Tom Sizemore’s tough guy person is perfectly tailored to capture the spirit of Jack Durant, a real-life restaurant owner based in Phoenix who allegedly had ties to the mob. It’s never made clear whether or not Jack was actually involved in the world of crime, but he likely went through life carrying a fair deal of guilt on his shoulders. The film portrays Jack as a complicated man who can’t be pinned down. Short tempered and unpredictable, he had difficulty maintaining a long-lasting human connection. At the same time, Jack could strike up a conversation with a total stranger with ease.
Some people may tell you that Jack was a total SOB. Others may tell you that he was actually a nice guy. All that can be said for sure about Jack is that he poured his entire soul into his restaurant. Since the restaurant never closes, Jack almost never seems to leave. The only thing he might have cherished more than his restaurant was his dog, who was left Jack’s house and annual allowance in his will.
Durant’s Never Closes avoids the conventions of a straightforward biopic and doesn’t abide to a three-act structure. The film is something of a dreamlike experience that follows Jack from one short story to another.
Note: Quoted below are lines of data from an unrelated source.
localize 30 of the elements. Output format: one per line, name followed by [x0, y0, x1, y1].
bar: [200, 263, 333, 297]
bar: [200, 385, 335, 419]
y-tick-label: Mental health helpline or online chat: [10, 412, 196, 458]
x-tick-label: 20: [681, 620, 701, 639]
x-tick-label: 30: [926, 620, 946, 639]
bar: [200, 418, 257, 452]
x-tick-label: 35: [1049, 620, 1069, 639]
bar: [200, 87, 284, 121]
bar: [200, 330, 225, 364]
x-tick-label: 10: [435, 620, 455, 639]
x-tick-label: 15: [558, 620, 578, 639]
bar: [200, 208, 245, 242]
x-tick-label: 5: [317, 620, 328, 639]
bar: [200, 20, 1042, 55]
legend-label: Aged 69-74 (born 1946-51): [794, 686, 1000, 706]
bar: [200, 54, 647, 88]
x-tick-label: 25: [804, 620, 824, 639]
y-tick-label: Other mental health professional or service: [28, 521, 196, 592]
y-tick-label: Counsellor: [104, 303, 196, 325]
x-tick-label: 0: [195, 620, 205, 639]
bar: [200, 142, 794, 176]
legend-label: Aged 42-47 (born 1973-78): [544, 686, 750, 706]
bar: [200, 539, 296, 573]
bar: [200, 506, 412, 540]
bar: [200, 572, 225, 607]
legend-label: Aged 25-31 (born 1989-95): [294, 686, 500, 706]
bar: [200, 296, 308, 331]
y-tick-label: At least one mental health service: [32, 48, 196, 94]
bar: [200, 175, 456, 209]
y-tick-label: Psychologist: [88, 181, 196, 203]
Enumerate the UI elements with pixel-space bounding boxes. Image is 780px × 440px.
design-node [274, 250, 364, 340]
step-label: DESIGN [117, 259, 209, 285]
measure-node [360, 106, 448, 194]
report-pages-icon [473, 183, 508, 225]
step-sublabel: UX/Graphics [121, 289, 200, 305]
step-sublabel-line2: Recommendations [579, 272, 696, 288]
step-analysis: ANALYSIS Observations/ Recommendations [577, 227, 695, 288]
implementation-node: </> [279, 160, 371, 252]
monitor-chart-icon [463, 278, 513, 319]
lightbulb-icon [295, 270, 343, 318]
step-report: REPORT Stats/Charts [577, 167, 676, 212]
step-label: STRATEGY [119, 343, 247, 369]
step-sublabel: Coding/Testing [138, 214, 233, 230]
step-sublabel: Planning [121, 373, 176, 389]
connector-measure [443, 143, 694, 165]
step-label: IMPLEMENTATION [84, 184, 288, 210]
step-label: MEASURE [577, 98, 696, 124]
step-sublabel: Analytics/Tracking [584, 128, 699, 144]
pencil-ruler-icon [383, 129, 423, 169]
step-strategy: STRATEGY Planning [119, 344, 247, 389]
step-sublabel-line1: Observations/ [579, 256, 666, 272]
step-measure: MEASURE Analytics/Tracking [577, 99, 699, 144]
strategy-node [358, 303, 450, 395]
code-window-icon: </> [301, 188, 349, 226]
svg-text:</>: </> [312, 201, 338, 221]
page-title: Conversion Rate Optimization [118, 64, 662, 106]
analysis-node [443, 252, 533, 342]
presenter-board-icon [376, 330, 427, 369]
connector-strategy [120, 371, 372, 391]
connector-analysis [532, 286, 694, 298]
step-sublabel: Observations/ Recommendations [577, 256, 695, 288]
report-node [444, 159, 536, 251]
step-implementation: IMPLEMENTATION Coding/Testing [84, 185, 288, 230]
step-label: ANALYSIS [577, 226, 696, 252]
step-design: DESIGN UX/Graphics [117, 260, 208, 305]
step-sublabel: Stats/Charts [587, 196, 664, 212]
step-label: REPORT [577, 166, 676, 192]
He yells at his employees over a piece of lettuce on the floor, gets a visit from his eye doctor, reminisces with one of his ex-wives, and that’s pretty much it. While the scene traditions can feel random much of the time, this is actually quite fitting given the sporadic nature of our protagonist.
Many could argue that Durant’s Never Closes is unfocused and all over the place. However, the film never loses sight of its subject matter: Jack and the restaurant that’s either become his own personal safe haven or his own personal hell. Even when Jack seemingly isn’t doing anything significant, he’s just such a cool guy to watch. Granted, it would have been nice if the film dug a little deeper and took more of a stance on Jack. On the whole, though, Director Mills delivers a unique, atmospheric character study that’s thoroughly intriguing.